The code here is much simpler than before, and isn't messing around with string manipulation. It's much more obvious what's going on! The behaviour is the same as before in the happy cases, but if you enter values for max and min that can't be parsed as integers, you'll get a 404 Not Found response, rather than a 400 Bad Request.

Image of the different responses possible when using endpoint routing

The code in ParseMaxMin is definitely nicer than before, but there's a couple of problems with this approach:

  • Getting a 404 when you have a typo in the min or max values is not a good user experience. It happens because we're using the route constraints for validation, which is generally not a good idea. A better approach would be to remove the constraints, and handle invalid values in the ParseMaxMin function instead, returning a 400 to the user instead.
  • If you don't specify the route template correctly, such as a typo in max/min (e.g. /random/{maximum}/{min}), or you forgot to include one of them (e.g. /random/{max}), you will get an exception at runtime when the middleware executes!

Clearly we need to be a bit more careful, even when using endpoint routing.

Playing it safe

First of all, lets remove the int constraint from the route path. We can also make the parameters optional, so that requests to /random/123 etc are still handled by the middleware, ensuring we can generate a more meaningful 400 Bad Request instead of a 404.

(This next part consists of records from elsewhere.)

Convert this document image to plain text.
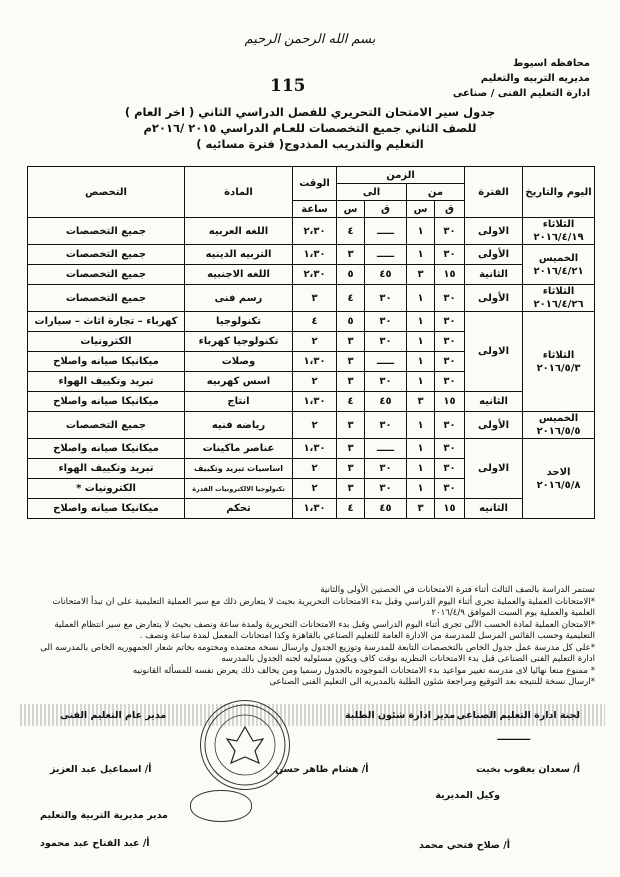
بسم الله الرحمن الرحيم
محافظه اسيوط
مديريه التربيه والتعليم
ادارة التعليم الفنى / صناعى
115
جدول سير الامتحان التحريري للفصل الدراسي الثاني ( اخر العام )
للصف الثاني جميع التخصصات للعـام الدراسي ٢٠١٥ /٢٠١٦م
التعليم والتدريب المذدوج( فترة مسائيه )
اليوم والتاريخ	الفترة	الزمن				الوقت	المادة	التخصص
		من		الى				
		ق	س	ق	س	ساعة		
الثلاثاء ٢٠١٦/٤/١٩	الاولى	٣٠	١	ـــــ	٤	٢،٣٠	اللغه العربيه	جميع التخصصات
الخميس ٢٠١٦/٤/٢١	الأولى	٣٠	١	ـــــ	٣	١،٣٠	التربيه الدينيه	جميع التخصصات
	الثانية	١٥	٣	٤٥	٥	٢،٣٠	اللغه الاجنبيه	جميع التخصصات
الثلاثاء ٢٠١٦/٤/٢٦	الأولى	٣٠	١	٣٠	٤	٣	رسم فنى	جميع التخصصات
الثلاثاء ٢٠١٦/٥/٣	الاولى	٣٠	١	٣٠	٥	٤	تكنولوجيا	كهرباء – تجارة اثاث – سيارات
		٣٠	١	٣٠	٣	٢	تكنولوجيا كهرباء	الكترونيات
		٣٠	١	ـــــ	٣	١،٣٠	وصلات	ميكانيكا صيانه واصلاح
		٣٠	١	٣٠	٣	٢	اسس كهربيه	تبريد وتكييف الهواء
	الثانيه	١٥	٣	٤٥	٤	١،٣٠	انتاج	ميكانيكا صيانه واصلاح
الخميس ٢٠١٦/٥/٥	الأولى	٣٠	١	٣٠	٣	٢	رياضه فنيه	جميع التخصصات
الاحد ٢٠١٦/٥/٨	الاولى	٣٠	١	ـــــ	٣	١،٣٠	عناصر ماكينات	ميكانيكا صيانه واصلاح
		٣٠	١	٣٠	٣	٢	اساسيات تبريد وتكييف	تبريد وتكييف الهواء
		٣٠	١	٣٠	٣	٢	تكنولوجيا الالكترونيات القدرة	الكترونيات *
	الثانيه	١٥	٣	٤٥	٤	١،٣٠	تحكم	ميكانيكا صيانه واصلاح

تستمر الدراسة بالصف الثالث أثناء فترة الامتحانات في الحصتين الأولى والثانية

*الامتحانات العملية والعملية تجرى أثناء اليوم الدراسي وقبل بدء الامتحانات التحريرية بحيث لا يتعارض ذلك مع سير العملية التعليمية على ان تبدأ الامتحانات العلمية والعملية يوم السبت الموافق ٢٠١٦/٤/٩

*الامتحان العملية لمادة الحسب الآلى تجرى أثناء اليوم الدراسي وقبل بدء الامتحانات التحريرية ولمدة ساعة ونصف بحيث لا يتعارض مع سير انتظام العملية التعليمية وحسب القائس المرسل للمدرسة من الادارة العامة للتعليم الصناعي بالقاهرة وكذا امتحانات المعمل لمدة ساعة ونصف .

*على كل مدرسة عمل جدول الخاص بالتخصصات التابعة للمدرسة وتوزيع الجدول وارسال نسخه معتمده ومختومه بخاتم شعار الجمهوريه الخاص بالمدرسه الى ادارة التعليم الفنى الصناعى قبل بدء الامتحانات النظريه بوقت كاف ويكون مسئوليه لجنه الجدول بالمدرسه

* ممنوع منعا نهائيا لاى مدرسه تغيير مواعيد بدء الامتحانات الموجوده بالجدول رسميا ومن يخالف ذلك يعرض نفسه للمسأله القانونيه

*ارسال نسخة للنتيجه بعد التوقيع ومراجعة شئون الطلبة بالمديريه الى التعليم الفنى الصناعى

لجنة ادارة التعليم الصناعي
ــــــــ
أ/ سعدان يعقوب بخيت
مدير ادارة شئون الطلبة
أ/ هشام طاهر حسن
مدير عام التعليم الفنى
أ/ اسماعيل عبد العزيز
وكيل المديرية
أ/ صلاح فتحي محمد
مدير مديرية التربية والتعليم
أ/ عبد الفتاح عبد محمود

public void Configure(IApplicationBuilder app, IWebHostEnvironment env)
{
    app.UseRouting();

    app.UseEndpoints(endpoints =>
    {
        endpoints.MapRandomNumberEndpoint("/random/{min?}/{max?}"); // no route value constraints, and optional parameters
        endpoints.MapGet("/", async context =>
        {
            await context.Response.WriteAsync("Hello World!");
        });
    });
}

Next, even though we can easily extract route values from the request, it's wise to be defensive in the middleware. Using int.TryParse is a simple way to add some safety, and ensures we return a 400 Bad Request response when the user enters gibberish, or misses parameters entirely.

private static (int min, int max)? ParseMaxMin(HttpContext context)
{
    var routeValues = context.GetRouteData().Values;
    var minValue = routeValues["min"] as string;
    var maxValue = routeValues["max"] as string;

    if (!int.TryParse(minValue, out var min)) return null; // e.g. /random/blah/123
    if (!int.TryParse(maxValue, out var max)) return null; // e.g. /random/123/blah

    return (min, max);
}

Running the application again, gives us the best of both worlds. A simple ParseMaxMin function, and the application behaviour we're after.

Image of returning a 400 response instead of a 404 response when an invalid request is made

Endpoint routing certainly makes things easier for these sorts of cases, but I think things will really get interesting if Project Houdini ends up allowing things like model binding to be used to simplify some of this mapping code (without bloating the simple approach if that's all you need). Either way, it's good to know accessing routing information is just a GetRouteData() away if you need it!

Summary

In this post I showed how you could access route values from terminal middleware when used with endpoint routing. I showed how endpoint routing removes a lot of the previous boilerplate that would be required when branching the middleware with Map. Instead, you can rely on endpoint routing to parse the request's path for you.

As a follow up, I described the behaviour if you go a bit too far with routing, and use route constraints for validation. While tempting (because it's so easy!) it's better to perform validation of route parameters in your middleware, so you can return an appropriate (400) response if necessary.